Set It Off Response- Springer Essay
The quote that I chose to focus on considering the film "Set It Off" comes from Kimberly Springer's essay "Waiting to Set It Off".
" In popular culture and accepted historical iconography it would be redundant to speak of 'African American women's violence' or the 'violent African American woman.' Black people depending on the icons in current usage, are thought to be inherently violent. I maintain that when it comes to women, race, and violence, white North American women are assumed to have been provoked to violence; they are not permitted violent impulses. Oppositionally, African Americans are thought to be always already violent due to their 'savage' ancestry..." (Springer 174).

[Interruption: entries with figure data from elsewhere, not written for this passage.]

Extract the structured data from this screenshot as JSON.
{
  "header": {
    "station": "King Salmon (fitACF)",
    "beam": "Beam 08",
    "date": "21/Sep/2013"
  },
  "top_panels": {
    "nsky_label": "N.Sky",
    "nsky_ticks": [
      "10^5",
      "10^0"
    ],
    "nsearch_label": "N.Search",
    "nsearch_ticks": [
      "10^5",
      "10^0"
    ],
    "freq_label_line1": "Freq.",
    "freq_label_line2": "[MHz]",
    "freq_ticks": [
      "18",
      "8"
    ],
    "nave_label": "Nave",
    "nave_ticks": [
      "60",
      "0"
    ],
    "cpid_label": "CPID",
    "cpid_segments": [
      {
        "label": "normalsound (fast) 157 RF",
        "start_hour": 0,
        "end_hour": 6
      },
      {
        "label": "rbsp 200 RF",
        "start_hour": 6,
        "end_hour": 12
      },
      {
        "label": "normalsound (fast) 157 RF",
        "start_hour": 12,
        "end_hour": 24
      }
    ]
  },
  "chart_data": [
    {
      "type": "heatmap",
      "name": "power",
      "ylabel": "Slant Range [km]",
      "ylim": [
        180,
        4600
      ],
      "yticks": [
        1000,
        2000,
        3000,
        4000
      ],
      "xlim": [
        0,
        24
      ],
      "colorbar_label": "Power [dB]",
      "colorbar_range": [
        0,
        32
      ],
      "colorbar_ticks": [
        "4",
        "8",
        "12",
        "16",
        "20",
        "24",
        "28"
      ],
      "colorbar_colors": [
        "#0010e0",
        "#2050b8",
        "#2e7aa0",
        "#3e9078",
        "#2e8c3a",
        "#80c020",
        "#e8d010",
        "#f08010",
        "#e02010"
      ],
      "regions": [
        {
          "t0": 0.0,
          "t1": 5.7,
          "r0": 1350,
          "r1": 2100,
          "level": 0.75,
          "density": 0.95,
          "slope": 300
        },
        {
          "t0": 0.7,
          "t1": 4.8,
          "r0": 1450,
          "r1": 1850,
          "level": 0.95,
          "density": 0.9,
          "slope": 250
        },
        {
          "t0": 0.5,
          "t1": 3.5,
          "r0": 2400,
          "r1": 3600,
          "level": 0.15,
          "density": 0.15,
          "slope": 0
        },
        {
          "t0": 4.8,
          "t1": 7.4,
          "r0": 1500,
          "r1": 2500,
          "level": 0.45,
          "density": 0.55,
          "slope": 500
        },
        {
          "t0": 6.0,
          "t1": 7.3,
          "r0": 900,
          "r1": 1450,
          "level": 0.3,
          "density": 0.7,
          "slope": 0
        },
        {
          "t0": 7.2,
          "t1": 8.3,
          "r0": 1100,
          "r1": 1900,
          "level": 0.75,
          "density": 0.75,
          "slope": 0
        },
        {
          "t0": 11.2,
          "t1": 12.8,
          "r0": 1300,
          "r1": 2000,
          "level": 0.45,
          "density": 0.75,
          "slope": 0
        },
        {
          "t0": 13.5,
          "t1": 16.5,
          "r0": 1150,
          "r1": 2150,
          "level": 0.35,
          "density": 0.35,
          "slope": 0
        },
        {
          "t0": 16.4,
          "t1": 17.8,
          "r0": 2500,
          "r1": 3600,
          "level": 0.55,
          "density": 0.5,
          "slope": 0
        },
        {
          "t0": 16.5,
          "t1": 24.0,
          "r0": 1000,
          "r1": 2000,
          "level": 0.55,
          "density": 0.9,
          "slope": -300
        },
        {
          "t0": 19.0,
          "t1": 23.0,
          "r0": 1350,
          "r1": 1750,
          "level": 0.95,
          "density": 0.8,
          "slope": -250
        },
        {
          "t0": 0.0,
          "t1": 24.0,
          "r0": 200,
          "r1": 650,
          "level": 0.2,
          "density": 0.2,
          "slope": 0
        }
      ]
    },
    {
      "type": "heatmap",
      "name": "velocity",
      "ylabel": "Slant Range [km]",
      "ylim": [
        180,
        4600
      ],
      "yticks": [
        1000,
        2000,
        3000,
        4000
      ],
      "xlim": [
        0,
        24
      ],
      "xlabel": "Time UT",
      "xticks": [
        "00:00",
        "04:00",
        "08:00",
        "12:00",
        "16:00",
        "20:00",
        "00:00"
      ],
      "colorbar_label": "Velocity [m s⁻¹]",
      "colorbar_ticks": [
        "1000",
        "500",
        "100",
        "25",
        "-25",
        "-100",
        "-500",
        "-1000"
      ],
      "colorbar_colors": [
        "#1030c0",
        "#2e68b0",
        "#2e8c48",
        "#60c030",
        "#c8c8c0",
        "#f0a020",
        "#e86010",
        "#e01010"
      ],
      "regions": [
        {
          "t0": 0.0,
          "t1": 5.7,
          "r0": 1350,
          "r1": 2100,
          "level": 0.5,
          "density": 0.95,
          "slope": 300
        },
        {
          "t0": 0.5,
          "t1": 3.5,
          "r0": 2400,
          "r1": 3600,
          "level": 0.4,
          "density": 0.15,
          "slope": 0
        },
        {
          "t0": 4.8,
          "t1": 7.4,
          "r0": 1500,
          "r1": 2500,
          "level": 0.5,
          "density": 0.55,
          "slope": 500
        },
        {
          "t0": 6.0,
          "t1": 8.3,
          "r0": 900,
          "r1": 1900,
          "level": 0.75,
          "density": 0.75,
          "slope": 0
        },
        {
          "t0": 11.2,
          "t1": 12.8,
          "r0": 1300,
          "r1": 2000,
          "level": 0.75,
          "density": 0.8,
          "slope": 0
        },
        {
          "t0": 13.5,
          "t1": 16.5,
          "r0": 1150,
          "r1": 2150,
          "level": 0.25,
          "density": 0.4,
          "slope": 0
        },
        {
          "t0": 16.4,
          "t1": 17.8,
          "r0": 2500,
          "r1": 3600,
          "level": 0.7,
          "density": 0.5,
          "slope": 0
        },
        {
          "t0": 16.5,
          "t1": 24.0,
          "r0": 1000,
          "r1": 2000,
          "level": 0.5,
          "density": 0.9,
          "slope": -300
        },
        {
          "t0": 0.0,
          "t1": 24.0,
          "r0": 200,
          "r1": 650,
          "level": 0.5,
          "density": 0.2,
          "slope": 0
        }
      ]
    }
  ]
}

When you first begin watching Set If Off, the opening scene is the bank robbery that Vivica A. Fox's character, Frankie, gets fired for, and potentially blamed for because of her African American status. The police assumed that because the bank robbers happened to be black, that Frankie was somehow conspiring with her "friends" in the robbery. You immediately side with Frankie since she is being discriminated because of her race. Springer reestablishes this concept when she discusses the stereotypical idea of inherent violence among African American women. White North American women also knowingly commit crimes, but they are not born with the "violent tendencies" that African American women are. Frankie's co-workers for the most part were white, specifically one female co-worker that is standing right next to her during the bank robbery. However, the police never discriminate the white woman co-worker and threaten her with conspiracy charges. Instead, they focus the blame on Frankie because after all...Frankie is an African-American woman working at a bank during a robbery by three African-American men. This, in turn, helps you to continue siding with Frankie throughout the film. Even while the women are planning and then actually robbing a few banks, deep-down inside you are rooting for them to come out victorious! For so long they have felt oppressed or discriminated because of their race, and now it was their turn to take a stand (in a very bold and drastic way). This is because you, as the viewer, and unlike the police questioning Frankie in the very beggining of the film, are aware of the proposterious association with innate violence due to "savage ancestry" in African American women (Springer 174).